Martin Luther King Jr. once said that a riot is the language of the unheard. But the disaffection in London was also voiced musically before and after the great insurrection on the streets of Brixton – disaffection that came from a variety of places, against racism on the streets and in schools and workplaces, from politicians and people in uniforms (even, indeed, from musicians); and also against poverty, against social exclusion and against a mean, nationalist vision of British society that alienated young white musicians as well as black ones.

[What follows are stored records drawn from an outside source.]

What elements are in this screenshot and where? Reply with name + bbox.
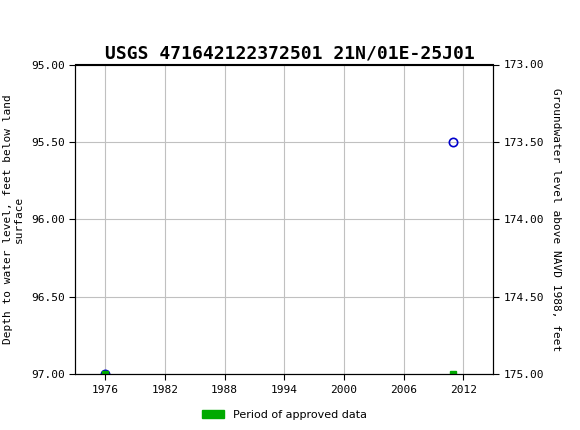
Text: ≡: ≡ [6, 12, 29, 40]
Y-axis label: Depth to water level, feet below land
surface: Depth to water level, feet below land su… [3, 95, 24, 344]
Text: USGS: USGS [41, 16, 104, 36]
Y-axis label: Groundwater level above NAVD 1988, feet: Groundwater level above NAVD 1988, feet [551, 88, 561, 351]
Text: USGS 471642122372501 21N/01E-25J01: USGS 471642122372501 21N/01E-25J01 [105, 44, 475, 62]
Legend: Period of approved data: Period of approved data [197, 405, 371, 424]
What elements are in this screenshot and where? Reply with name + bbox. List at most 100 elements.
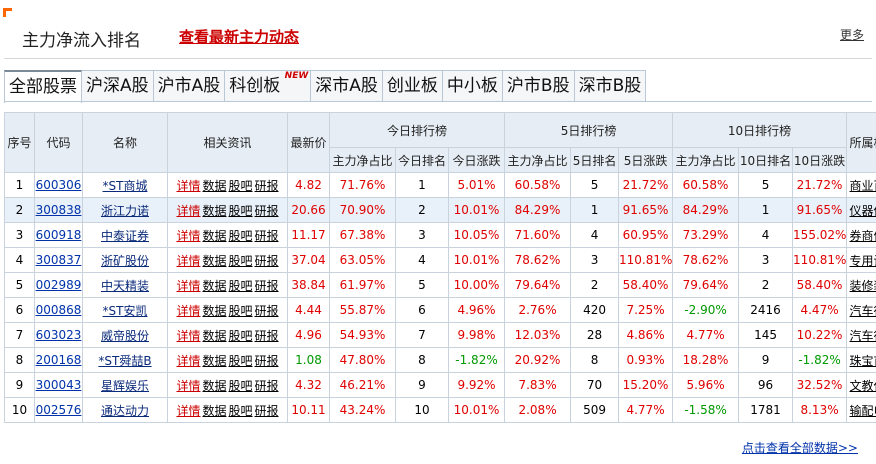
stock-code-link[interactable]: 300838 bbox=[35, 203, 82, 217]
subheader-10day-ratio[interactable]: 主力净占比 bbox=[672, 147, 740, 173]
stock-name-link[interactable]: *ST安凯 bbox=[102, 303, 148, 318]
more-link[interactable]: 更多 bbox=[839, 28, 864, 42]
forum-link[interactable]: 股吧 bbox=[228, 253, 253, 268]
stock-name-link[interactable]: 中天精装 bbox=[100, 278, 149, 293]
data-link[interactable]: 数据 bbox=[202, 303, 227, 318]
sector-link[interactable]: 仪器仪表 bbox=[849, 203, 876, 218]
data-link[interactable]: 数据 bbox=[202, 328, 227, 343]
stock-code-link[interactable]: 002576 bbox=[35, 403, 82, 417]
stock-name-link[interactable]: 通达动力 bbox=[100, 403, 149, 418]
stock-code-link[interactable]: 603023 bbox=[35, 328, 82, 342]
subheader-10day-change[interactable]: 10日涨跌 bbox=[792, 147, 848, 173]
report-link[interactable]: 研报 bbox=[254, 403, 279, 418]
stock-code-link[interactable]: 300837 bbox=[35, 253, 82, 267]
subheader-today-rank[interactable]: 今日排名 bbox=[395, 147, 449, 173]
stock-code-link[interactable]: 200168 bbox=[35, 353, 82, 367]
forum-link[interactable]: 股吧 bbox=[228, 378, 253, 393]
tab-1[interactable]: 沪深A股 bbox=[82, 70, 154, 101]
stock-name-link[interactable]: *ST舜喆B bbox=[98, 353, 152, 368]
report-link[interactable]: 研报 bbox=[254, 278, 279, 293]
stock-name-link[interactable]: 星辉娱乐 bbox=[100, 378, 149, 393]
related-news-cell: 详情 数据 股吧 研报 bbox=[167, 322, 288, 348]
tab-3[interactable]: 科创板 NEW bbox=[225, 70, 312, 101]
view-all-data-link[interactable]: 点击查看全部数据>> bbox=[741, 441, 858, 455]
day10-ratio-cell: 79.64% bbox=[672, 272, 740, 298]
report-link[interactable]: 研报 bbox=[254, 178, 279, 193]
detail-link[interactable]: 详情 bbox=[176, 328, 201, 343]
stock-name-cell: 威帝股份 bbox=[82, 322, 168, 348]
report-link[interactable]: 研报 bbox=[254, 328, 279, 343]
day5-change-cell: 4.77% bbox=[618, 397, 674, 423]
detail-link[interactable]: 详情 bbox=[176, 403, 201, 418]
latest-dynamics-link[interactable]: 查看最新主力动态 bbox=[179, 28, 300, 46]
tab-5[interactable]: 创业板 bbox=[382, 70, 443, 101]
sector-link[interactable]: 珠宝首饰 bbox=[849, 353, 876, 368]
forum-link[interactable]: 股吧 bbox=[228, 303, 253, 318]
forum-link[interactable]: 股吧 bbox=[228, 403, 253, 418]
report-link[interactable]: 研报 bbox=[254, 353, 279, 368]
subheader-5day-change[interactable]: 5日涨跌 bbox=[618, 147, 674, 173]
data-link[interactable]: 数据 bbox=[202, 228, 227, 243]
detail-link[interactable]: 详情 bbox=[176, 228, 201, 243]
detail-link[interactable]: 详情 bbox=[176, 378, 201, 393]
sector-link[interactable]: 汽车行业 bbox=[849, 303, 876, 318]
tab-0[interactable]: 全部股票 bbox=[4, 70, 82, 103]
detail-link[interactable]: 详情 bbox=[176, 178, 201, 193]
data-link[interactable]: 数据 bbox=[202, 378, 227, 393]
forum-link[interactable]: 股吧 bbox=[228, 278, 253, 293]
detail-link[interactable]: 详情 bbox=[176, 353, 201, 368]
tab-8[interactable]: 深市B股 bbox=[574, 70, 647, 101]
stock-name-link[interactable]: 浙江力诺 bbox=[100, 203, 149, 218]
stock-name-link[interactable]: 浙矿股份 bbox=[100, 253, 149, 268]
data-link[interactable]: 数据 bbox=[202, 253, 227, 268]
sector-link[interactable]: 商业百货 bbox=[849, 178, 876, 193]
tab-2[interactable]: 沪市A股 bbox=[153, 70, 226, 101]
subheader-5day-ratio[interactable]: 主力净占比 bbox=[504, 147, 572, 173]
sector-link[interactable]: 专用设备 bbox=[849, 253, 876, 268]
tab-7[interactable]: 沪市B股 bbox=[502, 70, 575, 101]
sector-link[interactable]: 装修装饰 bbox=[849, 278, 876, 293]
forum-link[interactable]: 股吧 bbox=[228, 228, 253, 243]
stock-name-link[interactable]: 中泰证券 bbox=[100, 228, 149, 243]
detail-link[interactable]: 详情 bbox=[176, 203, 201, 218]
data-link[interactable]: 数据 bbox=[202, 203, 227, 218]
subheader-today-change[interactable]: 今日涨跌 bbox=[447, 147, 506, 173]
report-link[interactable]: 研报 bbox=[254, 253, 279, 268]
report-link[interactable]: 研报 bbox=[254, 378, 279, 393]
data-link[interactable]: 数据 bbox=[202, 178, 227, 193]
sector-link[interactable]: 汽车行业 bbox=[849, 328, 876, 343]
header-divider bbox=[4, 58, 872, 59]
detail-link[interactable]: 详情 bbox=[176, 278, 201, 293]
subheader-10day-rank[interactable]: 10日排名 bbox=[738, 147, 794, 173]
seq-cell: 10 bbox=[4, 397, 35, 423]
stock-code-link[interactable]: 600306 bbox=[35, 178, 82, 192]
stock-name-link[interactable]: 威帝股份 bbox=[100, 328, 149, 343]
tab-6[interactable]: 中小板 bbox=[442, 70, 503, 101]
stock-code-link[interactable]: 600918 bbox=[35, 228, 82, 242]
detail-link[interactable]: 详情 bbox=[176, 253, 201, 268]
forum-link[interactable]: 股吧 bbox=[228, 353, 253, 368]
subheader-5day-rank[interactable]: 5日排名 bbox=[570, 147, 620, 173]
related-news-cell: 详情 数据 股吧 研报 bbox=[167, 397, 288, 423]
tab-4[interactable]: 深市A股 bbox=[311, 70, 383, 101]
data-link[interactable]: 数据 bbox=[202, 353, 227, 368]
report-link[interactable]: 研报 bbox=[254, 303, 279, 318]
sector-link[interactable]: 券商信托 bbox=[849, 228, 876, 243]
forum-link[interactable]: 股吧 bbox=[228, 178, 253, 193]
stock-code-link[interactable]: 000868 bbox=[35, 303, 82, 317]
report-link[interactable]: 研报 bbox=[254, 203, 279, 218]
data-link[interactable]: 数据 bbox=[202, 403, 227, 418]
report-link[interactable]: 研报 bbox=[254, 228, 279, 243]
forum-link[interactable]: 股吧 bbox=[228, 328, 253, 343]
stock-code-link[interactable]: 300043 bbox=[35, 378, 82, 392]
forum-link[interactable]: 股吧 bbox=[228, 203, 253, 218]
stock-code-cell: 300043 bbox=[34, 372, 83, 398]
data-link[interactable]: 数据 bbox=[202, 278, 227, 293]
subheader-today-ratio[interactable]: 主力净占比 bbox=[329, 147, 396, 173]
sector-link[interactable]: 输配电气 bbox=[849, 403, 876, 418]
stock-name-link[interactable]: *ST商城 bbox=[102, 178, 148, 193]
sector-link[interactable]: 文教休闲 bbox=[849, 378, 876, 393]
table-row: 3 600918 中泰证券 详情 数据 股吧 研报 11.17 67.38% 3 10.05% 71.… bbox=[4, 222, 876, 248]
stock-code-link[interactable]: 002989 bbox=[35, 278, 82, 292]
detail-link[interactable]: 详情 bbox=[176, 303, 201, 318]
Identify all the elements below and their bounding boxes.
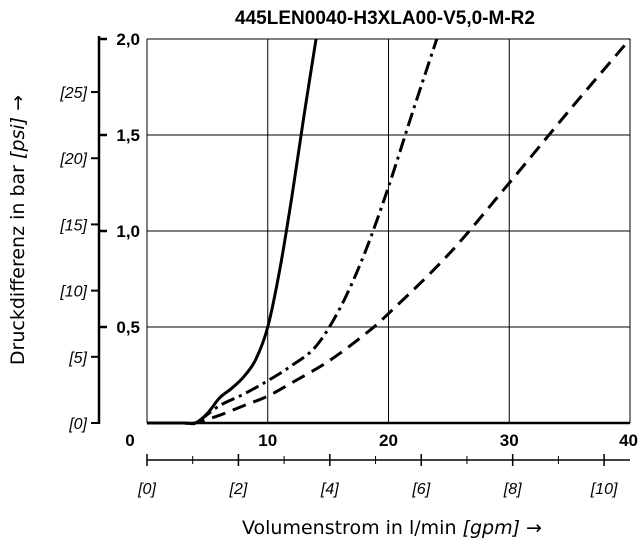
series-line-dashed (147, 38, 632, 426)
gpm-tick-label: [8] (503, 481, 522, 498)
psi-axis: [0] [5] [10] [15] [20] [25] (59, 85, 99, 433)
x-axis-label: Volumenstrom in l/min [gpm] → (242, 517, 542, 539)
gpm-tick-label: [6] (411, 481, 430, 498)
y-tick-label: 2,0 (116, 30, 140, 49)
y-tick-label: 1,5 (116, 126, 140, 145)
x-tick-label: 40 (619, 431, 638, 450)
x-tick-label: 10 (258, 431, 277, 450)
plot-frame (146, 38, 631, 425)
psi-tick-label: [15] (59, 217, 87, 234)
psi-tick-label: [25] (59, 85, 87, 102)
gpm-tick-label: [0] (137, 481, 156, 498)
y-axis-label: Druckdifferenz in bar [psi] → (7, 95, 29, 365)
psi-tick-label: [0] (68, 416, 87, 433)
x-tick-label: 20 (379, 431, 398, 450)
psi-tick-label: [5] (68, 350, 87, 367)
psi-tick-label: [10] (59, 284, 87, 301)
x-axis-ticks: 0 10 20 30 40 (125, 431, 638, 450)
chart-title: 445LEN0040-H3XLA00-V5,0-M-R2 (235, 8, 535, 29)
y-tick-label: 1,0 (116, 222, 140, 241)
y-tick-label: 0,5 (116, 318, 140, 337)
gpm-tick-label: [10] (590, 481, 618, 498)
gpm-tick-label: [4] (320, 481, 339, 498)
series-line-dashdot (147, 38, 439, 426)
series-layer (147, 38, 632, 426)
psi-tick-label: [20] (59, 151, 87, 168)
y-axis-ticks: 0,5 1,0 1,5 2,0 (97, 30, 140, 424)
grid (147, 39, 630, 423)
gpm-axis: [0] [2] [4] [6] [8] [10] (137, 454, 630, 498)
x-tick-label: 0 (125, 431, 134, 450)
gpm-tick-label: [2] (229, 481, 248, 498)
x-tick-label: 30 (500, 431, 519, 450)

The period is all the more remarkable for the fact a movement like Rock Against Racism could channel the power of music to make a lasting political impact – not in some happy-clappy way, teaching the world to sing kum-ba-yah in perfect harmony, but by bringing soul, reggae, punk and ska kids together, and forging new musical bonds as well as social ones. The fact that the musical ferment of early 1980s London reflected the social world it came from is not unique – intentionally or not, all music tells part of the story of the age it was created in. But rarely have tough times aligned so perfectly with tough music.